Patrząc na komentarze można odnieść wrażenie, że to niezły gniot, a tak nie jest. Zwykły, przeciętny horror, ale także trzymający w napięciu i dosyć ciekawy. Nie odstaje tak bardzo od dwóch poprzednich części, a jakby porównać tą trójkę z trójką "drogi bez powrotu" to jest nokaut na korzyść norweskiej produkcji.
SPOILER
Początek dosyć ciekawy, ale niestety od razu wiadomo kto jest z kim w drużynie i brak tu elementu zaskoczenia. Trzeba by trochę przysypiać, żeby nie skojarzyć. Ale pierwsza część filmu dosyć dobra. Druga część już niestety gorsza. Tradycyjnie już nie dobija się bohatera i to dwukrotnie, a policjant po kilku latach łapie wenę i kojarzy zdjęcia... (lepiej późno niż wcale).
KONIEC SPOILERA
Za całokształt daje 6, bo mam sentyment do norweskich horrorów. Obejrzałem kilka produkcji i mają swój klimat.
Nie był zły ale odstawał od świetnej jedynki. Masz racje motyw z retrospekcja policjanta był śmieszny, szczególnie kiedy przypomniał sobie wzorek na swetrze chłopca. Cz. 4 albo dobije serie albo (w co słabo wierze) albo złapię drugi oddech i wprowadzi świeży powiew.
Zgadzam się z Tobą i @Raku1950HKS . Jednak w porównaniu do amerykańskich kontynuacji Norwedzy i tak wypadają na plus.

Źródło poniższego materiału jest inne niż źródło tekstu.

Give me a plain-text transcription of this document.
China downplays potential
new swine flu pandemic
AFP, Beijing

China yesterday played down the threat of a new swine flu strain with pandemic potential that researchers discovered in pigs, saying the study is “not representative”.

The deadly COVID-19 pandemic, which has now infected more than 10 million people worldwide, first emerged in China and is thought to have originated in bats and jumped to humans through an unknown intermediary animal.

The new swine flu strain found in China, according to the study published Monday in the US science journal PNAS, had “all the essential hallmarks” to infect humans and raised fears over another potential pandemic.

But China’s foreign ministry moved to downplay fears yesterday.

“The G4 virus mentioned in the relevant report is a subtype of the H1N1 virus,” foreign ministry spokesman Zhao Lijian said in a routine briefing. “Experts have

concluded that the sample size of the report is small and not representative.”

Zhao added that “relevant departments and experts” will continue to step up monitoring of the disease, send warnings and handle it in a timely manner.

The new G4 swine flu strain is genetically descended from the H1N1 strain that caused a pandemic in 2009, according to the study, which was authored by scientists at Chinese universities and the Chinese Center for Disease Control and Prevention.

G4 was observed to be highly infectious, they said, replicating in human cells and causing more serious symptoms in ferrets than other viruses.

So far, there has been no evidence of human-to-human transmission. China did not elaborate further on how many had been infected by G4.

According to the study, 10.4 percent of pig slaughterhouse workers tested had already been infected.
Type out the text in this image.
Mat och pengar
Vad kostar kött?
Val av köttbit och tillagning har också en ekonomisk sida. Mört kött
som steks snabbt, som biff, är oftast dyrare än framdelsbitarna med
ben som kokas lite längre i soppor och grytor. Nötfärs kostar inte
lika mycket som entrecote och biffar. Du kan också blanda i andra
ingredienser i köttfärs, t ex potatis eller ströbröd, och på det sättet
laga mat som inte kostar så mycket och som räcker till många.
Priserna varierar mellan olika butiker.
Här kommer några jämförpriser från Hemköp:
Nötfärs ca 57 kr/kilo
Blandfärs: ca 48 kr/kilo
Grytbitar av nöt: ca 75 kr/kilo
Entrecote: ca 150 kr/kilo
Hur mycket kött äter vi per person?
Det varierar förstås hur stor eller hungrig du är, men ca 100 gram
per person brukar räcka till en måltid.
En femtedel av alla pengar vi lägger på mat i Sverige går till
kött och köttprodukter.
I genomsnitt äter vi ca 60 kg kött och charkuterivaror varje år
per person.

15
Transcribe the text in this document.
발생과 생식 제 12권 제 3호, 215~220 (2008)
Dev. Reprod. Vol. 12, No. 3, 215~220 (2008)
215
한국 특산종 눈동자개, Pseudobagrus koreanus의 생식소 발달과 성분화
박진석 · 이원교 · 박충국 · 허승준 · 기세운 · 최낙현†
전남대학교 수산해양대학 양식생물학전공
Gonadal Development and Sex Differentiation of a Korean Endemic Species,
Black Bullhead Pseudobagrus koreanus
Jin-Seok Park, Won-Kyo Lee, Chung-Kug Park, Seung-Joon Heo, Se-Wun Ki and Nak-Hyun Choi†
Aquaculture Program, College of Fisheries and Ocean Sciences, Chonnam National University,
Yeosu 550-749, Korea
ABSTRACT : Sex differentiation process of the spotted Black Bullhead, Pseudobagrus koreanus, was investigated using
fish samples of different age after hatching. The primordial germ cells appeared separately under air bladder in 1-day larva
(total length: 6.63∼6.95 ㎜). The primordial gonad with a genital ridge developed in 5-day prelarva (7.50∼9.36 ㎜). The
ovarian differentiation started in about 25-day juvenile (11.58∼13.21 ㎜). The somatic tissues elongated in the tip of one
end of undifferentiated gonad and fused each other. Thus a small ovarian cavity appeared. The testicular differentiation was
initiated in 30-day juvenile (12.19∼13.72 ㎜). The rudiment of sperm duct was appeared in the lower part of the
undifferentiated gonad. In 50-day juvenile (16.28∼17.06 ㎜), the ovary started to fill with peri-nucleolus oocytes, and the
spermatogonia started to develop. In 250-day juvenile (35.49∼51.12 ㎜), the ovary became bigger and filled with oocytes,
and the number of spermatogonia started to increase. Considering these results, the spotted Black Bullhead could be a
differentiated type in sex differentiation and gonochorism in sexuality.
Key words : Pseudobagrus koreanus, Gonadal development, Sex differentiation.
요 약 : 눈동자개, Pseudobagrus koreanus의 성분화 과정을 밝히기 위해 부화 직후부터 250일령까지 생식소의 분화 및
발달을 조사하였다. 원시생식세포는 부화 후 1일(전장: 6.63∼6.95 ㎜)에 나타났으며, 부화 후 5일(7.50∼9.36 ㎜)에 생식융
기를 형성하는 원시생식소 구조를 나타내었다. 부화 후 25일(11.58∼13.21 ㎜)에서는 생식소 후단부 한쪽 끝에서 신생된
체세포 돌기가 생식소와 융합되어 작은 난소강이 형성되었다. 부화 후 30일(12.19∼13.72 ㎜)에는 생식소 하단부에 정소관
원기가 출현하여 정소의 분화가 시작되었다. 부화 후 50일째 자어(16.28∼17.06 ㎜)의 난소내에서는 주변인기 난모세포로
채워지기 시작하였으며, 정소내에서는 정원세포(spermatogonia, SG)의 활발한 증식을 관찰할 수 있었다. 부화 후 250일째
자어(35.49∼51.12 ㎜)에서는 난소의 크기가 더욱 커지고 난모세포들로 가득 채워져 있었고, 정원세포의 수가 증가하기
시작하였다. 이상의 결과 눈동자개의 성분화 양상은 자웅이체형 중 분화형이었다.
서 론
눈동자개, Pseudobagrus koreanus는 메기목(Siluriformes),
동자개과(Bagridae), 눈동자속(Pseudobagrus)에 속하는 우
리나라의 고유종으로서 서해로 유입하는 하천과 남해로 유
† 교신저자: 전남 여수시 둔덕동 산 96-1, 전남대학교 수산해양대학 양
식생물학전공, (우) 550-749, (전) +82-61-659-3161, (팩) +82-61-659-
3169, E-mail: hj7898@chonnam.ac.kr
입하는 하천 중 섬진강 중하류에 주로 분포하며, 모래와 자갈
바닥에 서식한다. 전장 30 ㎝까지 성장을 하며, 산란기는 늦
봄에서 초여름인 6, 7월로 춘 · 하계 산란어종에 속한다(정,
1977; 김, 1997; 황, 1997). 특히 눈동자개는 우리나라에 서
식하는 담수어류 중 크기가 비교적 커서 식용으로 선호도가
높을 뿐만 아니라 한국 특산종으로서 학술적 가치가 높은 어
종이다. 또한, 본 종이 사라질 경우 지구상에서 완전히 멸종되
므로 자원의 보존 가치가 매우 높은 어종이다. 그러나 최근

Ba, gdyby policjant zorientował się od razu to nie byłoby filmu. Swoją drogą ta scena ze zdjęciem i sweterkiem bardzo mi się podoba, bo moim zdaniem jest kluczowa dla tej części, ale chyba też dla całej serii: SPOJLER: policjant kojarzy fakty, a widzom wydaje się, że wpadł na właściwy trop, czyli, że chłopiec – morderca został przygarnięty przez brata policjanta (ja przynajmniej pomyślałam, że on tak pomyślał). Tymczasem policjant wyciąga całkowicie błędny wniosek – uznaje, że to brat zabił chłopca, co potem pozwoliło mu założyć, że brat jest odpowiedzialny za rzeź nastolatków. Czyli sprawa zostaje zamknięta i nikt już nie zastanawia się gdzie jest chłopiec – morderca. Gdyby policjant wysnuł prawidłowe wnioski (że chłopak żyje) to domyśliłby się może, że jest on mordercą, a to (w teorii przynajmniej) ocaliłoby życie ofiar z 1 i 2 części. Jeżeli gdzieś coś pomyliłam lub nadinterpretowałam to proszę o poprawki.